3 Older women likewise are to be reverent in their behavior, not malicious gossips nor enslaved to much wine, teaching what is good, 4 so that they may encourage the young women to love their husbands, to love their children, 5 to be sensible, pure, workers at home, kind, being subject to their own husbands, so that the word of God will not be dishonored. (NASB95)
Why would younger women need encouragement to love their husbands and children? Was Paul really that ignorant of female emotions? To answer that question, let me take you to the two Greek words translated as “love,” and then discuss how to apply them as we relate to our families.
The first Greek word means having feelings of affectionate friendship towards a man. Thus, Paul wanted wives to view their husbands as friends. Although he calls for wives to submit to their own husbands in the very next verse, this idea of regarding husbands as friends denotes an attitude of spiritual equality. Peter’s instructions to husbands reinforce this concept by reminding men that their wives are fellow heirs of grace (1 Peter 3:7). A wife’s submission to her husband, then, doesn’t preclude a friendship with him. If anything, this type of love carries a marriage through the inevitable times when romantic feelings slip into the background.
The second Greek word Paul used is almost identical to the first. It means having feelings of affectionate friendship towards a child. Again, don’t forget that Paul also taught children to honor their parents (Ephesians 6:1-3). Motherhood requires so much more than being a complicit buddy to your children. At the same time, children need to know that Mom is their best ally and confidante, and they best develop this trust through friendly interaction.
So what does this friendship type of love look like in daily life?
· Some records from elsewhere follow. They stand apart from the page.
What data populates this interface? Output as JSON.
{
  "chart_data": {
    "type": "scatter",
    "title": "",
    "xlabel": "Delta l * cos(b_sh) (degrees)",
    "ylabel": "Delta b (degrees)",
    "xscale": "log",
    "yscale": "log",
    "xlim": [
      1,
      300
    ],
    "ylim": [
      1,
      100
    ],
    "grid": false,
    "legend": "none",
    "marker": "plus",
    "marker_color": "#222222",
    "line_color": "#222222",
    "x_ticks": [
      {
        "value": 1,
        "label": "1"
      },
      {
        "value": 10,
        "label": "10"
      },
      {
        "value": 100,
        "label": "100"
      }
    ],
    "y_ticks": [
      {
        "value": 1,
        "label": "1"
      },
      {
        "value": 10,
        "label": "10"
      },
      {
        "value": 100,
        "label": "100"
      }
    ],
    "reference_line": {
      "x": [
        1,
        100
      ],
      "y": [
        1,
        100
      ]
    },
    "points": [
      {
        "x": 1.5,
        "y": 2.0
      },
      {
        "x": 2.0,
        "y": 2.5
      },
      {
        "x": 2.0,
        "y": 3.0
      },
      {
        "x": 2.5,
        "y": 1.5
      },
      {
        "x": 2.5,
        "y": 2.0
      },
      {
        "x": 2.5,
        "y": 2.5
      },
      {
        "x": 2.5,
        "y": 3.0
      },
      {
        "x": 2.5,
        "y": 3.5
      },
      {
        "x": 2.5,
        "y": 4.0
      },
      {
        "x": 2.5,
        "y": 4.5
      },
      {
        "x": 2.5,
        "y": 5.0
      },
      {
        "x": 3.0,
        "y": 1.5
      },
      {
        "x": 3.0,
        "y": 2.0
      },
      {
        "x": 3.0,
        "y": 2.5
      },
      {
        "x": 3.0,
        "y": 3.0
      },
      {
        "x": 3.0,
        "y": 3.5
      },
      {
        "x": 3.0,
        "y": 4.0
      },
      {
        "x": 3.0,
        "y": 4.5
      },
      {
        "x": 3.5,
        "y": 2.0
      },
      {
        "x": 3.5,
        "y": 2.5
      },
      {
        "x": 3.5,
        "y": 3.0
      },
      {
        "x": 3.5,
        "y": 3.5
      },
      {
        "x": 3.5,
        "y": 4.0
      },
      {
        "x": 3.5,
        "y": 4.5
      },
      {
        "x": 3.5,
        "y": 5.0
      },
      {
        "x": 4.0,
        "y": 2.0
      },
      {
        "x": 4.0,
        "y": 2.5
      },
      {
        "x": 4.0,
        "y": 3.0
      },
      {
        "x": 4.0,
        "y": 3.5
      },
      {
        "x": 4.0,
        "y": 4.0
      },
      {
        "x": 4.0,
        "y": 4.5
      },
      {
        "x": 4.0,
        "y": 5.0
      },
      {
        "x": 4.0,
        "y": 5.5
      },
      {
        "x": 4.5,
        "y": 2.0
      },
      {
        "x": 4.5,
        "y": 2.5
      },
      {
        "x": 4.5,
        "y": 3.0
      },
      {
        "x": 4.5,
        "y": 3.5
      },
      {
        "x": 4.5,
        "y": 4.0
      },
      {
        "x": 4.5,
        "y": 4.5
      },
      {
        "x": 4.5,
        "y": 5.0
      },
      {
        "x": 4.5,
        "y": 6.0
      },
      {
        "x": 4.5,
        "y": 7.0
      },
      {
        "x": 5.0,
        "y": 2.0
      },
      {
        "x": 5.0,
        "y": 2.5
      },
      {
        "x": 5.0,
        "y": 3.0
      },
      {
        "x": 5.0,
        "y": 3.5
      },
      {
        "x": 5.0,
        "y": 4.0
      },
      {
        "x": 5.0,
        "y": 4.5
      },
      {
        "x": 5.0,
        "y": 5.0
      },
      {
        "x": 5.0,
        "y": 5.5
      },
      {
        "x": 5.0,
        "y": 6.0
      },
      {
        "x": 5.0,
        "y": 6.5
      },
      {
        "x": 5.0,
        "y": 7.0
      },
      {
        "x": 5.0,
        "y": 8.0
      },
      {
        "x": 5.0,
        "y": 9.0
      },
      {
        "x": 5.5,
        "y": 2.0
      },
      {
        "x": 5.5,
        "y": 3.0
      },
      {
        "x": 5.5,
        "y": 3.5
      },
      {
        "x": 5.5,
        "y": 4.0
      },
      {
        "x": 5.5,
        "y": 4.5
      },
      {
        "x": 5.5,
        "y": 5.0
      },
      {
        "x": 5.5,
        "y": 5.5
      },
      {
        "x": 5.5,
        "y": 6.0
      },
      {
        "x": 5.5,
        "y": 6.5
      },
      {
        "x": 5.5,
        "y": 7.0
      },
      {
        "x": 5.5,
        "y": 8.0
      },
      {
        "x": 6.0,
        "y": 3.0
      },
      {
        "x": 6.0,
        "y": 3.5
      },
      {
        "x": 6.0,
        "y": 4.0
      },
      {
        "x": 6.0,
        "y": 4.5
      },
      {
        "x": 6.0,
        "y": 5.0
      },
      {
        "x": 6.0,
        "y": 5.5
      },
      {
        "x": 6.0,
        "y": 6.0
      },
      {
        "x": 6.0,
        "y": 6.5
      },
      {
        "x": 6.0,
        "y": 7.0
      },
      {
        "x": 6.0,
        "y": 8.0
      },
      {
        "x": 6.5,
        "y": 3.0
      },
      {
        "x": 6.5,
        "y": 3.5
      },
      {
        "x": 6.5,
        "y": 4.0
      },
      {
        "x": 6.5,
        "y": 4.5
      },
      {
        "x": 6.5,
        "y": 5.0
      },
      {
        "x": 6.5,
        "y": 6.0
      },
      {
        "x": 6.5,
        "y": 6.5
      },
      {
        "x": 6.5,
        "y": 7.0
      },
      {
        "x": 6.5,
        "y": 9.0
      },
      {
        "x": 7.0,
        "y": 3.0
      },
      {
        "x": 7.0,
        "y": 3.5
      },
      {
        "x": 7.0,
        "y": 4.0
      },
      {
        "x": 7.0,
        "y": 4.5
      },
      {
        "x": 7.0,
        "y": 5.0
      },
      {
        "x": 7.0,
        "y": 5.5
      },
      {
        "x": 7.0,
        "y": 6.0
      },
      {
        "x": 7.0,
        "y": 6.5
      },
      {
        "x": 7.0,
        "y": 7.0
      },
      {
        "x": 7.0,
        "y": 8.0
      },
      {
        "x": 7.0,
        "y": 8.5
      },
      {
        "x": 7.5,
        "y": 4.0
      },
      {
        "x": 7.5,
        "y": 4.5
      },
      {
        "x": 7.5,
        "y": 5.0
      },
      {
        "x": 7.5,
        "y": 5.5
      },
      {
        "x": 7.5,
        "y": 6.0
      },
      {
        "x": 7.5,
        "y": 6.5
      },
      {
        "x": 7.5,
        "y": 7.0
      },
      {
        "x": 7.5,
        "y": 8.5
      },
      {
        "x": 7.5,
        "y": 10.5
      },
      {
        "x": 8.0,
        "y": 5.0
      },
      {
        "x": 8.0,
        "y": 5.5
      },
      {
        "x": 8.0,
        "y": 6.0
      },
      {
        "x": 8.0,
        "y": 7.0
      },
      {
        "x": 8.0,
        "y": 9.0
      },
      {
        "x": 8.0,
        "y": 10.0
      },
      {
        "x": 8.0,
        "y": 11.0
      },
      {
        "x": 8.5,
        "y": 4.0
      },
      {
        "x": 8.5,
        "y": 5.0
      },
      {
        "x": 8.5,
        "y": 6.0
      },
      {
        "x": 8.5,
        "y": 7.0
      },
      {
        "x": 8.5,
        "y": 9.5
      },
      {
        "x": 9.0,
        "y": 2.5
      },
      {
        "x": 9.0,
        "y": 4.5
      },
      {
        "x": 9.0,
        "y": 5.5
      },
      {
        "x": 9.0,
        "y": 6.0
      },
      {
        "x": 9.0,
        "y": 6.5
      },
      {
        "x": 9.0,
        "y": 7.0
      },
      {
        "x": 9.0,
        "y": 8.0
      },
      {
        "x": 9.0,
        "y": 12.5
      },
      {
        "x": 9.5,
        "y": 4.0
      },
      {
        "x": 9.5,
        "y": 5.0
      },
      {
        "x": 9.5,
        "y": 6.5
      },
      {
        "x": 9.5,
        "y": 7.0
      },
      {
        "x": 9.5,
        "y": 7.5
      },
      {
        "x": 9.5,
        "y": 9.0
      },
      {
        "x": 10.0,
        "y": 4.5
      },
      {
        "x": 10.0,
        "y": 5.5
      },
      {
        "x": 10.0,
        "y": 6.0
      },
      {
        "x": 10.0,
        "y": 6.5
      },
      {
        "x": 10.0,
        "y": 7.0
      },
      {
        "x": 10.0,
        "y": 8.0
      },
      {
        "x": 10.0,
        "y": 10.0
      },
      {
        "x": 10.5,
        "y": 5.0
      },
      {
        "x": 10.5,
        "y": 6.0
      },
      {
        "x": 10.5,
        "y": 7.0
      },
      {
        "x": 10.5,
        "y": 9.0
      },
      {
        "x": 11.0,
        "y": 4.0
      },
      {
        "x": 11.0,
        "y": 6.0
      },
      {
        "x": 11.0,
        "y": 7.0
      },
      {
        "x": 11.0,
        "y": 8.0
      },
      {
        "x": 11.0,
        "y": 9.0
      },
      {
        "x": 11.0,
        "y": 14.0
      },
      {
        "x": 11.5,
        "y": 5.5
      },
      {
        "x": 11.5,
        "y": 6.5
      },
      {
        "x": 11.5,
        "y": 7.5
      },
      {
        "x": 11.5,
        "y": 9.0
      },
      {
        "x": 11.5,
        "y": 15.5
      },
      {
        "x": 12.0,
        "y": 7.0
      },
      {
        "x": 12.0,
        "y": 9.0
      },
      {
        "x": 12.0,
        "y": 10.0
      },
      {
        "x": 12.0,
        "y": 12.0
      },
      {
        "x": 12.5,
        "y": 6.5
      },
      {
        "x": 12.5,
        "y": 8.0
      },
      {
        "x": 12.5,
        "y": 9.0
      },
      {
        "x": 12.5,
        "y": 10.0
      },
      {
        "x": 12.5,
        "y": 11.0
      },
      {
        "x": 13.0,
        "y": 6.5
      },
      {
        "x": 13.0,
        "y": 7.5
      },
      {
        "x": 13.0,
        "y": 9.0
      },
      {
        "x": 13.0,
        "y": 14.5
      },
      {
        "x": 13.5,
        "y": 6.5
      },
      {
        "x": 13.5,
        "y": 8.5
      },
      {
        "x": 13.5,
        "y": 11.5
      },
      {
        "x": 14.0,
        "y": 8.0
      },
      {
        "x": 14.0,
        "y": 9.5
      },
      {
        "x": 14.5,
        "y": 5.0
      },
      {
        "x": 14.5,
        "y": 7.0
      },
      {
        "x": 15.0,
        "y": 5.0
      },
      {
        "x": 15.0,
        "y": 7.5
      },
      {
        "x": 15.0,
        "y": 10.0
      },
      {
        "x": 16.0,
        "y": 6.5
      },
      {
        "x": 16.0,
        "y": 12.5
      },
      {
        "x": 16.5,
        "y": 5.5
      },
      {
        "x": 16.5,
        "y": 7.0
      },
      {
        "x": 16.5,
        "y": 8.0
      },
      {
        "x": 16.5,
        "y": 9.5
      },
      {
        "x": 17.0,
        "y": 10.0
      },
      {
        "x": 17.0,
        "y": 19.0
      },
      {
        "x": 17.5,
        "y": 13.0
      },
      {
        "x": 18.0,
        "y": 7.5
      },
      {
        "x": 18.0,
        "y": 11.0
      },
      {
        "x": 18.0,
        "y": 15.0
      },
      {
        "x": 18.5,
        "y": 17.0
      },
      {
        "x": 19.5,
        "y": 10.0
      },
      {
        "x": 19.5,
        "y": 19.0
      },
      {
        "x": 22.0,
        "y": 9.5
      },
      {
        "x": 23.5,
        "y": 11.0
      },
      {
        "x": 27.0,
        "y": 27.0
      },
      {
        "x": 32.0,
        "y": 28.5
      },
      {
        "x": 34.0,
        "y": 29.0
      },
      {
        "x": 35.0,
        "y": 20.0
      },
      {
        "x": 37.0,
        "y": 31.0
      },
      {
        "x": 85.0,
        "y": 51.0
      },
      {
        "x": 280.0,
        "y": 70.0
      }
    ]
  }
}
To answer that question, turn to John 15, and listen to a small portion of Jesus’ words to His disciples just before His arrest and crucifixion:
13 Greater love has no one than this, that one lay down his life for his friends. 14 You are My friends if you do what I command you. 15 No longer do I call you slaves, for the slave does not know what his master is doing; but I have called you friends, for all things that I have heard from My Father I have made known to you. ~~John 15:13-15 (NASB95)
Approaching this text backwards, we see that Jesus elevated His disciples from mere slaves to His friends. Bear in mind that these apostles, as well as the apostle Paul and the Lord’s half-brothers (James and Jude) later referred to themselves as slaves of Christ. In calling His disciples friends, Jesus in no way revoked His authority over them. As a matter of fact, in verse 14 He flat out said that their obedience to His commands evidenced that they were His friends. So the equality of being aware of His plans doesn’t erase the authority structure.
Similarly, wives should be friends to their own husbands, understanding where their husbands are leading their families. Wives should cultivate feelings of endearment for the men they marry, enjoying a spiritual equality to them (Galatians 3:28). Yet, as we’ll see in Titus 2:5, the equality of friendship lies in tension with the responsibility to submit to husbands. And as mothers, women still must maintain authority over their children, even while treating them as friends.
How do women achieve such a balance? Paul relied on older women to teach the practicalities of such love. But John 15:13 gives us an interesting starting place because the Greek word John used for “love” is agape. This usage persuades me to believe that love between friends involves the self-giving love that Christ gives to us. And that degree of self-giving definitely doesn’t come naturally!
Don’t balk at the idea of your older sisters in Christ teaching you to love your husband and children. Your love for them goes far beyond the natural love that non-Christian women have for their families, and only mature Christian women can teach the love that God calls believing wives and mothers to exercise. Praise God for godly older women who can apply Scriptural principles to our marriages and child rearing.